Could u incorporate wild fish in a tank with fish bought from a store? Could u even keep wild fish in a tank?
alot of saltwater fish come from the wild, the main reason being they wont or have yet to spawn in captivity.
this can be a tricky question because some states/places of the world protect the wildlife and it also is going to come down to what livestock/compatibility/requirements for its habitat and so forth.
to answer your question, yes, you can keep wild caught fish in your tank. it is not rare for people to set up bio-tope tanks Biotope - Wikipedia, the free encyclopedia that include things found from that area. this is prob. the best way of doing it as you pretty much know the most of things will co-exist nicely.
now if your thinking of taking a cold water species and mixing it with something from the tropics this wont work as they will live a very short life span. my buddy however is a diver and every year a gulf stream will come up the coast, he has caught a racoon butterfly while diving off the coast of NJ. all the fish in the stream are caught traveling to cold waters which means ultimately their death so if anything he did the little guy a favor, which turned out to be a beautiful specimen.
it is very important to use a QT tank when receiving a new fish from a store, if collecting from the wild you want to be sure 100% to use a QT with little to no exceptions ( some fish just wont live the QT process ) and some fish that are known to have certain diseases should prob. be treated for them. its also a good idea to check with your local laws on collecting from the wild and what species are protected and cannot be touched.
I'm just gonna touch on what OneFish2Fish wrote....
I am experienced in keeping temperate-water aquariums/fish (i.e. cold water tanks) I have done it successfully in the past many years, and I'm currently planning to set another one up (after my $$wedding$$ in December LOL). I live in Los Angeles .. sunny ol' California, and even though the region is hot and shiney and sunny; and the beaches are flocking with vacationers, the fact is that the wildlife off the coast of Southern California live in a Temperate water region(avg. 59*-69* F).... not Tropical. Also know that 99% of the aquarium livestock that you purchase at your LFS are ALL from Tropical water regions (avg. 74*-82*)
Temperate water tanks always incorporate a Chiller unit to keep the water at the proper temp as opposed to a heating sytem in a standard tropical tank. I say all of this because depending on where you live will depend on whether or not you can incorporate wild caught fish from your region, and those fish found in your LFS. (where are you located?) In very few scenarios (such as the one OF2F described) you may find fish that would acclimate to your "tropical tank" (if you live in a temperate water region.... which is most of the U.S. east and west coasts)... Gulf region is a different story as well as the Floridian east coast and possibly the Georgian east coast.

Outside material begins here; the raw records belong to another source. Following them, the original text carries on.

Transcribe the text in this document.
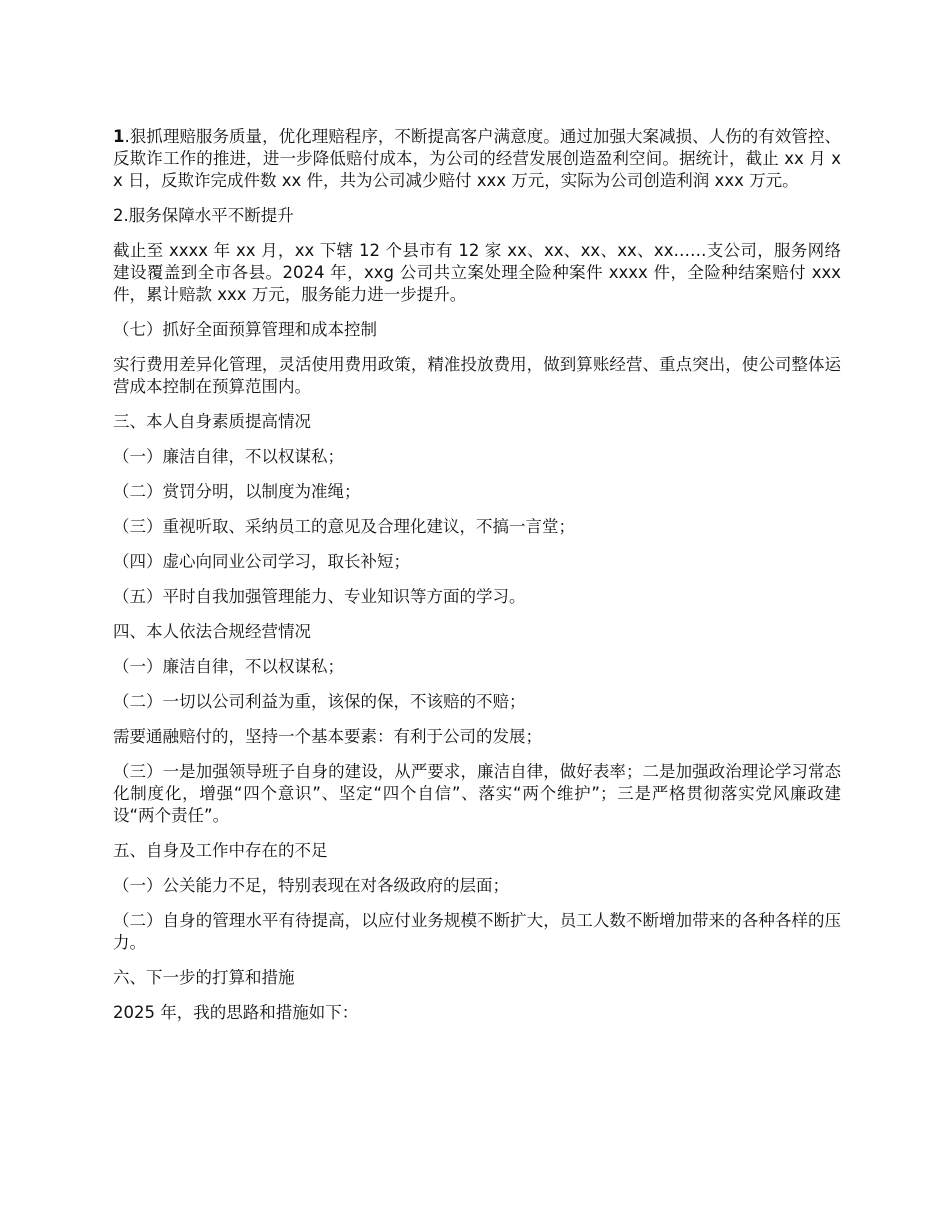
1.狠抓理赔服务质量，优化理赔程序，不断提高客户满意度。通过加强大案减损、人伤的有效管控、反欺诈工作的推进，进一步降低赔付成本，为公司的经营发展创造盈利空间。据统计，截止 xx 月 xx 日，反欺诈完成件数 xx 件，共为公司减少赔付 xxx 万元，实际为公司创造利润 xxx 万元。

2.服务保障水平不断提升

截止至 xxxx 年 xx 月，xx 下辖 12 个县市有 12 家 xx、xx、xx、xx、xx……支公司，服务网络建设覆盖到全市各县。2024 年，xxg 公司共立案处理全险种案件 xxxx 件，全险种结案赔付 xxx 件，累计赔款 xxx 万元，服务能力进一步提升。

（七）抓好全面预算管理和成本控制

实行费用差异化管理，灵活使用费用政策，精准投放费用，做到算账经营、重点突出，使公司整体运营成本控制在预算范围内。

三、本人自身素质提高情况

（一）廉洁自律，不以权谋私；

（二）赏罚分明，以制度为准绳；

（三）重视听取、采纳员工的意见及合理化建议，不搞一言堂；

（四）虚心向同业公司学习，取长补短；

（五）平时自我加强管理能力、专业知识等方面的学习。

四、本人依法合规经营情况

（一）廉洁自律，不以权谋私；

（二）一切以公司利益为重，该保的保，不该赔的不赔；

需要通融赔付的，坚持一个基本要素：有利于公司的发展；

（三）一是加强领导班子自身的建设，从严要求，廉洁自律，做好表率；二是加强政治理论学习常态化制度化，增强“四个意识”、坚定“四个自信”、落实“两个维护”；三是严格贯彻落实党风廉政建设“两个责任”。

五、自身及工作中存在的不足

（一）公关能力不足，特别表现在对各级政府的层面；

（二）自身的管理水平有待提高，以应付业务规模不断扩大，员工人数不断增加带来的各种各样的压力。

六、下一步的打算和措施

2025 年，我的思路和措施如下：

Anywhoo, even here in Southern California, when we get the "El Nino" surge (which is a warm water surge up from the Pacific coast of South America), it's not enough to turn temperate water fish/inverts into tropical fish, persay.
The cool thing that I'm thankful for, is that I live right on the coast of an 8 island achepelago called the Channel Islands (San Clemente Is., Santa Catalina Is.<populated>, San Nicolas Is., Santa Barbara Is., Anacapa Is., San Miguel Is.<military>, Santa Rosa Is., Santa Cruz Is.). The live stock that is available off the coast of So Cal. and these islands, rivals the beauty of many of the Tropical species that you find at your LFS.
If you have a minute goggle "Fish and/or invrtaebrates of the California pacific coast" and see what you can find. Now I'm all amped up to start my Temperate tank!!
I live on the east coast of florida and i've been talking to many fish keepers here in my area and have been told that off the coast in the waters of Bimini, there are tons of royal grammas, jawfish, and queen angels. I have a family friend who builds custom tanks for hotels and rich people who collects coral frags every time he goes diving or snorkeling. So I was going to incoorporate my wild caught and collected specimens with other fish of the same temperature requirements.
i believe, but im not sure that collecting coral is illegal without permit or atleast having proper knowledge of how to do it. regardless thats cool about the tanks and fish.
You do have to have a fishing license and something different for corals and then a shellfish license for the other things. You should really look into it before you begin collecting.